The Len.Sharland Grocer building in c1926.--Photo Leonard C. Sharland
In the early 1900s, workers were needed for the rail yards, along with the new mills and clay products factories. The boom caused residential neighbourhoods to expand onto the river flats east of downtown Medicine Hat. Churches and grocery stores soon followed.
As few households had a car and only an ice box, groceries sprang up everywhere. The 1914 Henderson’s Directory lists 39 “Retail Grocers” in Medicine Hat, one being “Wm. J. McKenzie.” Customers purchased on account and settled their bill periodically.
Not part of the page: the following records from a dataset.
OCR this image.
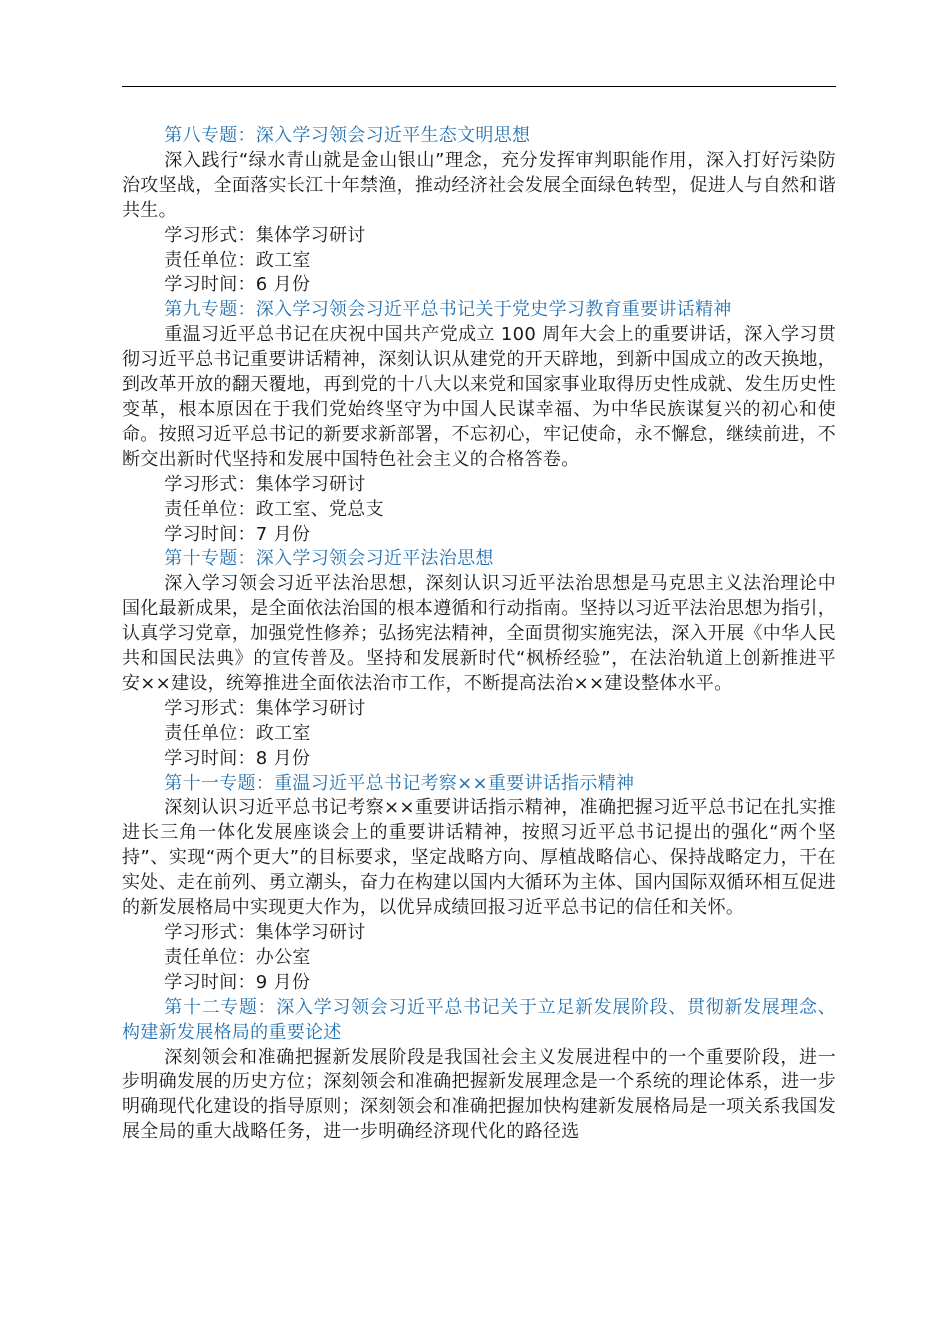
第八专题：深入学习领会习近平生态文明思想

深入践行“绿水青山就是金山银山”理念，充分发挥审判职能作用，深入打好污染防治攻坚战，全面落实长江十年禁渔，推动经济社会发展全面绿色转型，促进人与自然和谐共生。

学习形式：集体学习研讨

责任单位：政工室

学习时间：6 月份

第九专题：深入学习领会习近平总书记关于党史学习教育重要讲话精神

重温习近平总书记在庆祝中国共产党成立 100 周年大会上的重要讲话，深入学习贯彻习近平总书记重要讲话精神，深刻认识从建党的开天辟地，到新中国成立的改天换地，到改革开放的翻天覆地，再到党的十八大以来党和国家事业取得历史性成就、发生历史性变革，根本原因在于我们党始终坚守为中国人民谋幸福、为中华民族谋复兴的初心和使命。按照习近平总书记的新要求新部署，不忘初心，牢记使命，永不懈怠，继续前进，不断交出新时代坚持和发展中国特色社会主义的合格答卷。

学习形式：集体学习研讨

责任单位：政工室、党总支

学习时间：7 月份

第十专题：深入学习领会习近平法治思想

深入学习领会习近平法治思想，深刻认识习近平法治思想是马克思主义法治理论中国化最新成果，是全面依法治国的根本遵循和行动指南。坚持以习近平法治思想为指引，认真学习党章，加强党性修养；弘扬宪法精神，全面贯彻实施宪法，深入开展《中华人民共和国民法典》的宣传普及。坚持和发展新时代“枫桥经验”，在法治轨道上创新推进平安××建设，统筹推进全面依法治市工作，不断提高法治××建设整体水平。

学习形式：集体学习研讨

责任单位：政工室

学习时间：8 月份

第十一专题：重温习近平总书记考察××重要讲话指示精神

深刻认识习近平总书记考察××重要讲话指示精神，准确把握习近平总书记在扎实推进长三角一体化发展座谈会上的重要讲话精神，按照习近平总书记提出的强化“两个坚持”、实现“两个更大”的目标要求，坚定战略方向、厚植战略信心、保持战略定力，干在实处、走在前列、勇立潮头，奋力在构建以国内大循环为主体、国内国际双循环相互促进的新发展格局中实现更大作为，以优异成绩回报习近平总书记的信任和关怀。

学习形式：集体学习研讨

责任单位：办公室

学习时间：9 月份

第十二专题：深入学习领会习近平总书记关于立足新发展阶段、贯彻新发展理念、构建新发展格局的重要论述

深刻领会和准确把握新发展阶段是我国社会主义发展进程中的一个重要阶段，进一步明确发展的历史方位；深刻领会和准确把握新发展理念是一个系统的理论体系，进一步明确现代化建设的指导原则；深刻领会和准确把握加快构建新发展格局是一项关系我国发展全局的重大战略任务，进一步明确经济现代化的路径选
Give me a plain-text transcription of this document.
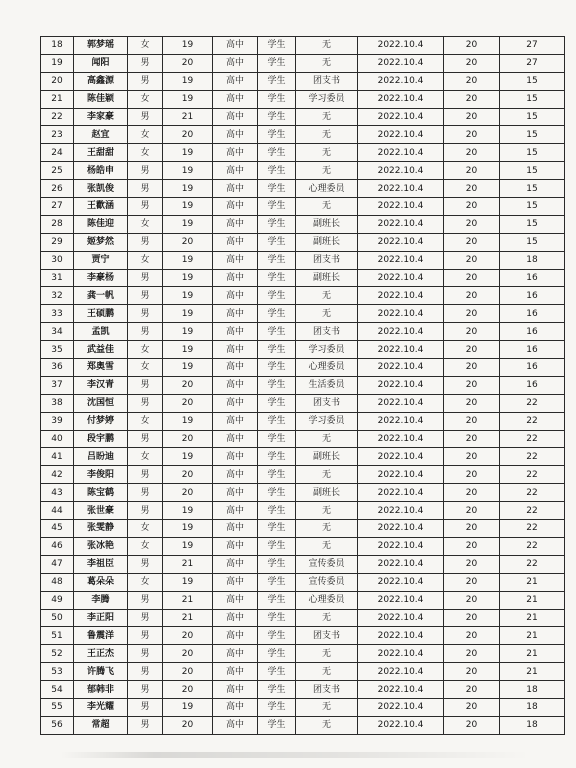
18	郭梦瑶	女	19	高中	学生	无	2022.10.4	20	27
19	闻阳	男	20	高中	学生	无	2022.10.4	20	27
20	高鑫源	男	19	高中	学生	团支书	2022.10.4	20	15
21	陈佳颖	女	19	高中	学生	学习委员	2022.10.4	20	15
22	李家豪	男	21	高中	学生	无	2022.10.4	20	15
23	赵宜	女	20	高中	学生	无	2022.10.4	20	15
24	王甜甜	女	19	高中	学生	无	2022.10.4	20	15
25	杨皓申	男	19	高中	学生	无	2022.10.4	20	15
26	张凯俊	男	19	高中	学生	心理委员	2022.10.4	20	15
27	王歡涵	男	19	高中	学生	无	2022.10.4	20	15
28	陈佳迎	女	19	高中	学生	副班长	2022.10.4	20	15
29	姬梦然	男	20	高中	学生	副班长	2022.10.4	20	15
30	贾宁	女	19	高中	学生	团支书	2022.10.4	20	18
31	李豪杨	男	19	高中	学生	副班长	2022.10.4	20	16
32	龚一帆	男	19	高中	学生	无	2022.10.4	20	16
33	王硕鹏	男	19	高中	学生	无	2022.10.4	20	16
34	孟凯	男	19	高中	学生	团支书	2022.10.4	20	16
35	武益佳	女	19	高中	学生	学习委员	2022.10.4	20	16
36	郑奥雪	女	19	高中	学生	心理委员	2022.10.4	20	16
37	李汉青	男	20	高中	学生	生活委员	2022.10.4	20	16
38	沈国恒	男	20	高中	学生	团支书	2022.10.4	20	22
39	付梦婷	女	19	高中	学生	学习委员	2022.10.4	20	22
40	段宇鹏	男	20	高中	学生	无	2022.10.4	20	22
41	吕盼迪	女	19	高中	学生	副班长	2022.10.4	20	22
42	李俊阳	男	20	高中	学生	无	2022.10.4	20	22
43	陈宝鹤	男	20	高中	学生	副班长	2022.10.4	20	22
44	张世豪	男	19	高中	学生	无	2022.10.4	20	22
45	张雯静	女	19	高中	学生	无	2022.10.4	20	22
46	张冰艳	女	19	高中	学生	无	2022.10.4	20	22
47	李祖臣	男	21	高中	学生	宣传委员	2022.10.4	20	22
48	葛朵朵	女	19	高中	学生	宣传委员	2022.10.4	20	21
49	李腾	男	21	高中	学生	心理委员	2022.10.4	20	21
50	李正阳	男	21	高中	学生	无	2022.10.4	20	21
51	鲁震洋	男	20	高中	学生	团支书	2022.10.4	20	21
52	王正杰	男	20	高中	学生	无	2022.10.4	20	21
53	许腾飞	男	20	高中	学生	无	2022.10.4	20	21
54	郁韩非	男	20	高中	学生	团支书	2022.10.4	20	18
55	李光耀	男	19	高中	学生	无	2022.10.4	20	18
56	常超	男	20	高中	学生	无	2022.10.4	20	18
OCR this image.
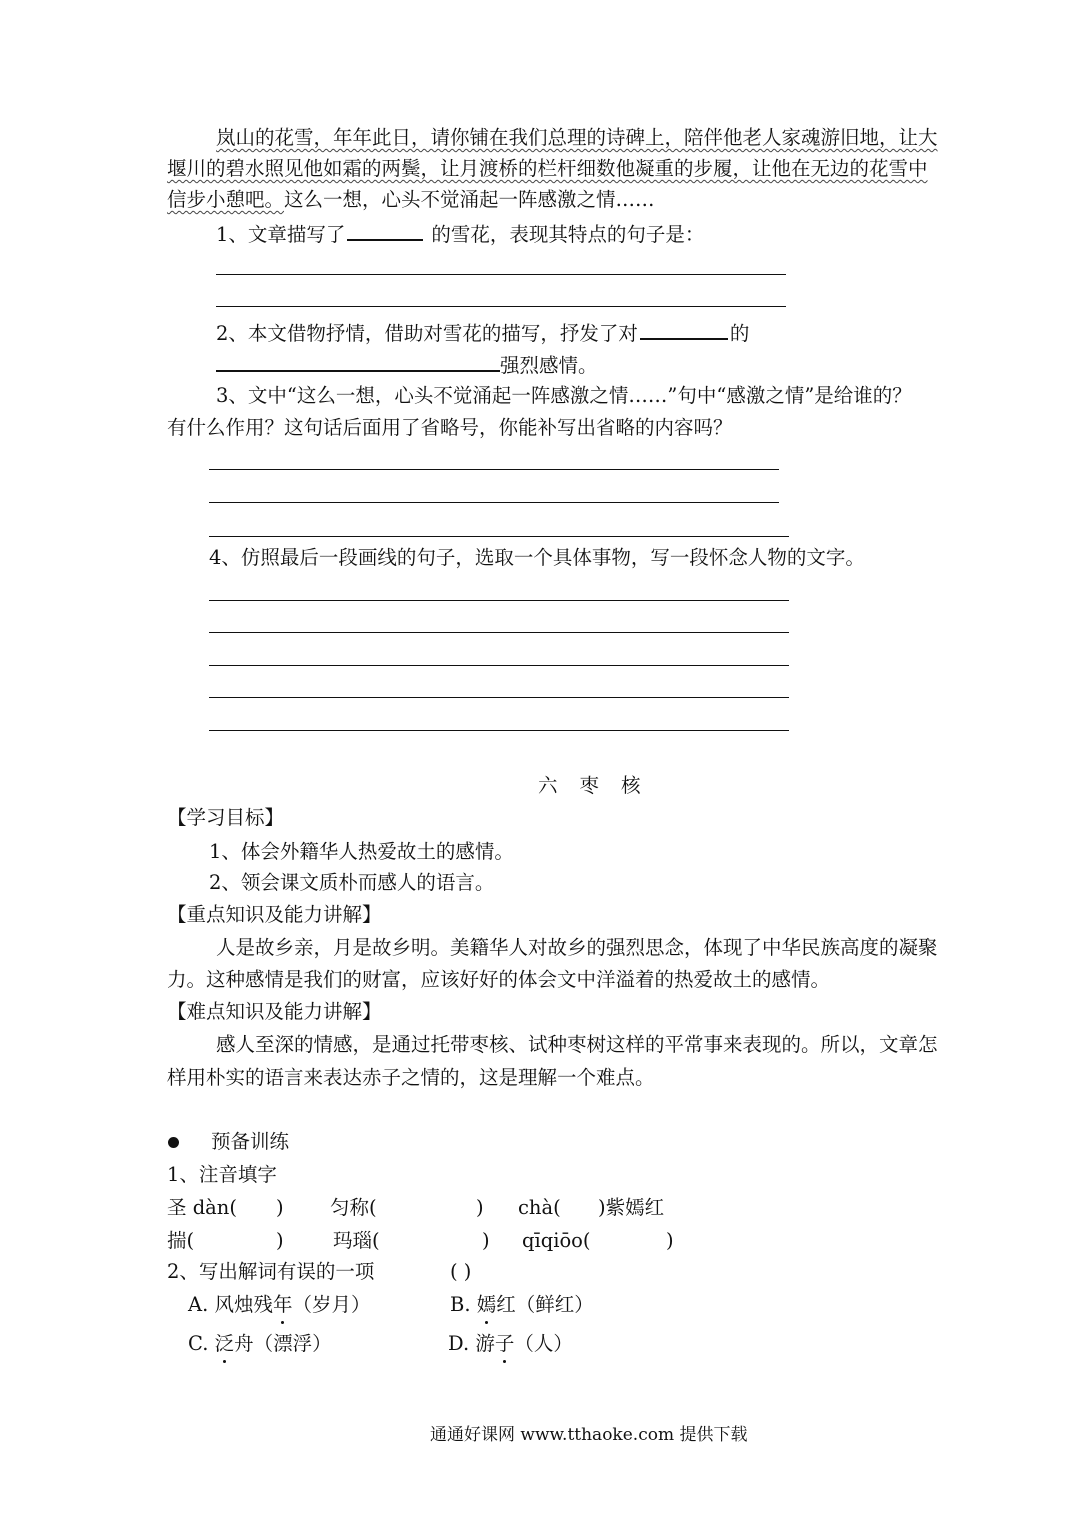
岚山的花雪，年年此日，请你铺在我们总理的诗碑上，陪伴他老人家魂游旧地，让大
堰川的碧水照见他如霜的两鬓，让月渡桥的栏杆细数他凝重的步履，让他在无边的花雪中
信步小憩吧。这么一想，心头不觉涌起一阵感激之情……
1、文章描写了	的雪花，表现其特点的句子是：
2、本文借物抒情，借助对雪花的描写，抒发了对	的
强烈感情。
3、文中“这么一想，心头不觉涌起一阵感激之情……”句中“感激之情”是给谁的？
有什么作用？这句话后面用了省略号，你能补写出省略的内容吗？
4、仿照最后一段画线的句子，选取一个具体事物，写一段怀念人物的文字。
六枣核
【学习目标】
1、体会外籍华人热爱故土的感情。
2、领会课文质朴而感人的语言。
【重点知识及能力讲解】
人是故乡亲，月是故乡明。美籍华人对故乡的强烈思念，体现了中华民族高度的凝聚
力。这种感情是我们的财富，应该好好的体会文中洋溢着的热爱故土的感情。
【难点知识及能力讲解】
感人至深的情感，是通过托带枣核、试种枣树这样的平常事来表现的。所以，文章怎
样用朴实的语言来表达赤子之情的，这是理解一个难点。
预备训练
1、注音填字
圣 dàn( ) 匀称(	) chà( )紫嫣红
揣(	)	玛瑙(	) qīqiōo(	)
2、写出解词有误的一项	( )
A. 风烛残年（岁月）	B. 嫣红（鲜红）
C. 泛舟（漂浮）	D. 游子（人）
通通好课网 www.tthaoke.com 提供下载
William and Margaret McKenzie and family immigrated from Scotland in 1882, settling on a farm near Winnipeg. In 1912, aged 60, William and Margaret sold their farm and moved to Medicine Hat, purchasing a lot from H. C. Yuill. The original building permit was issued for a 1 1/2 storey frame residence (24’x26′) but re-issued for an “alteration” by architect William T. Williams as a store with living quarters above. Thus began the McKenzie grocery on Dominion Street.
In 1926, after both McKenzies had passed away, the building was acquired by Leonard A. and Jessie Sharland and a new chapter for the grocery began. Immigrants Len from England (1908), and Jessie Brannen from Scotland (1911) married in 1912 at Knox Presbyterian Church on Dominion Street. A wholesale foods deliveryman, Sharland knew McKenzie, and when the grocery became available, he bought it.
After moving into the renamed “Len. Sharland Grocer” building with their two daughters, Leona and Marion, a garage for the new 1927 Ford delivery truck was needed, so the former 1883 CPR icehouse was transported to the property. Two more children were born, Leonard C. and Donald, and the family of six lived above the store.
The Sharland grocery closed in 1935 during the Great Depression when many customers could not pay their account. Len (A.) then worked as a steward at the Royal Canadian Legion, passing away in 1950. Jessie lived in the house until she died in 1974.
In 1955, Len (C.) married Laurie Biffard and they moved into the house, sharing with his mother and brother. Len and Laurie had two children, Raeann and Lennie, the third generation of Sharlands to live in the former grocery.
Len worked for NW Nitro Fertilizers and joined the pipe band as a drummer. Both Len and Laurie were quite involved with the Stampede, with Laurie organizing the Stampede Queen contest for many years.
The grocery building was in the process of designation as a Municipal Historic Resource when the flood of 2013 caused the basement wall to collapse.
The city took over the property but determined that it did not have a use for the building and it was sold to Cube Development Ltd.
Now fully “restored” (pun intended), the McKenzie Sharland Grocery Municipal Historic Resource, which includes the icehouse, serves as a residence and the centrepiece of the McKenzie Mews development, lit at night by an original city gas streetlight.
Malcolm Sissons is vice-president of the Historical Society of Medicine Hat & District.